# calendula oil/petals



## awi (Nov 2, 2009)

I have a soap recipe that calls for olive oil that has been infused with calendula petals.  Is there a calendula oil that could be used instead of infusing the petals?  Also, is this just marigold petals....like the kind of marigolds you plant in your garden?  Could I just harvest the dried petals and use these instead of buying them?  Is it the same thing?


----------



## tamarajane (Nov 2, 2009)

Calendula is different from regular marigolds.  Let me find pic.


----------



## pixybratt (Nov 2, 2009)

awi said:
			
		

> I have a soap recipe that calls for olive oil that has been infused with calendula petals.  Is there a calendula oil that could be used instead of infusing the petals?  Also, is this just marigold petals....like the kind of marigolds you plant in your garden?  Could I just harvest the dried petals and use these instead of buying them?  Is it the same thing?
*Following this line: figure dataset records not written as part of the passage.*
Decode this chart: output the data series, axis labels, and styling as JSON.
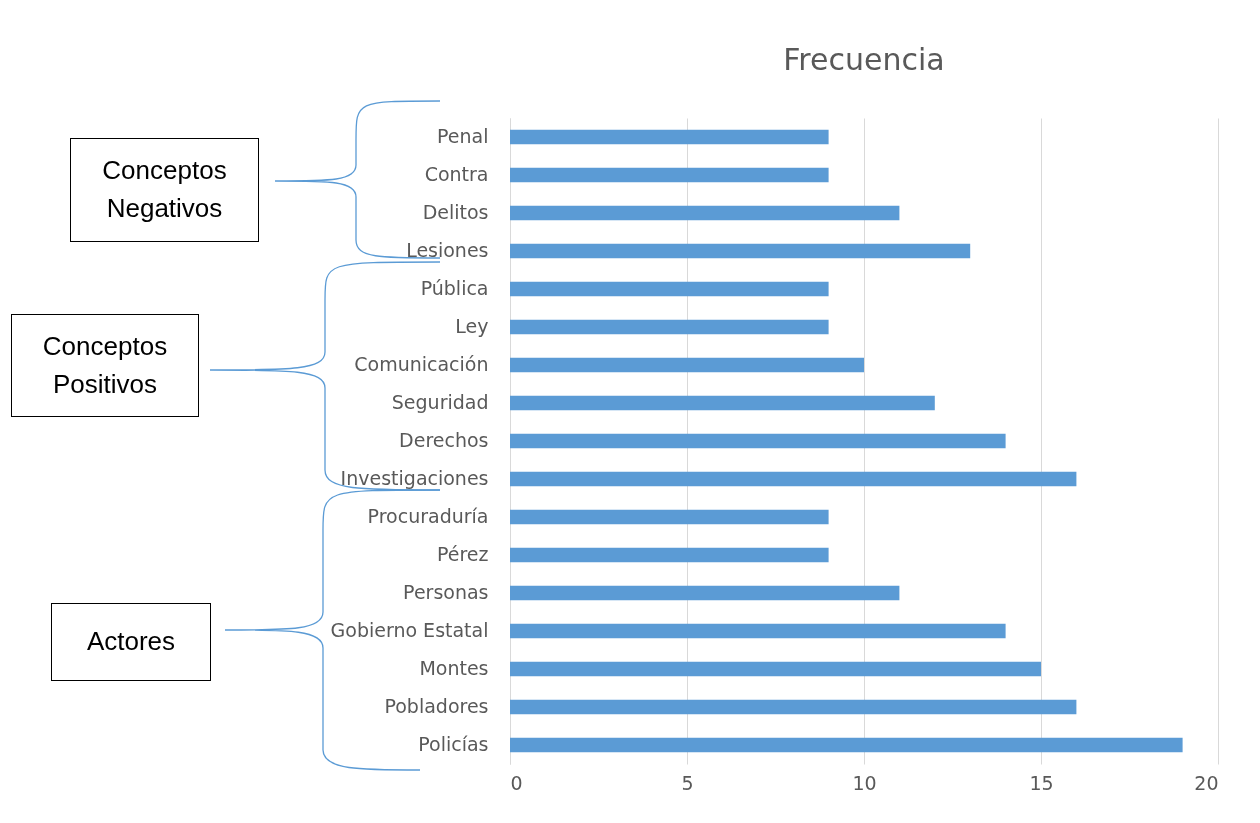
{
  "chart_data": {
    "type": "bar",
    "orientation": "horizontal",
    "title": "Frecuencia",
    "categories": [
      "Penal",
      "Contra",
      "Delitos",
      "Lesiones",
      "Pública",
      "Ley",
      "Comunicación",
      "Seguridad",
      "Derechos",
      "Investigaciones",
      "Procuraduría",
      "Pérez",
      "Personas",
      "Gobierno Estatal",
      "Montes",
      "Pobladores",
      "Policías"
    ],
    "values": [
      9,
      9,
      11,
      13,
      9,
      9,
      10,
      12,
      14,
      16,
      9,
      9,
      11,
      14,
      15,
      16,
      19
    ],
    "color": "#5b9bd5",
    "xlim": [
      0,
      20
    ],
    "xticks": [
      0,
      5,
      10,
      15,
      20
    ],
    "grid": "x",
    "annotations": [
      "Conceptos Negativos",
      "Conceptos Positivos",
      "Actores"
    ]
  }
}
You can get the oil at your local natural foods or health food store, If you don't want to infuse yourself.


----------



## tamarajane (Nov 2, 2009)

Sorry, computer acting screwy :roll:


----------



## carebear (Nov 2, 2009)

I believe New Directions Aromatics has calendula oil (they infuse it for you).  I have some too - I've been infusing some for AGES in olive I think.  I should probably go out to the garage and get it - I think it's been a year LOL.


----------



## awi (Nov 2, 2009)

Thanks everyone!  I am going to check out just getting the oil.  Any suggestions as to how much to add?


----------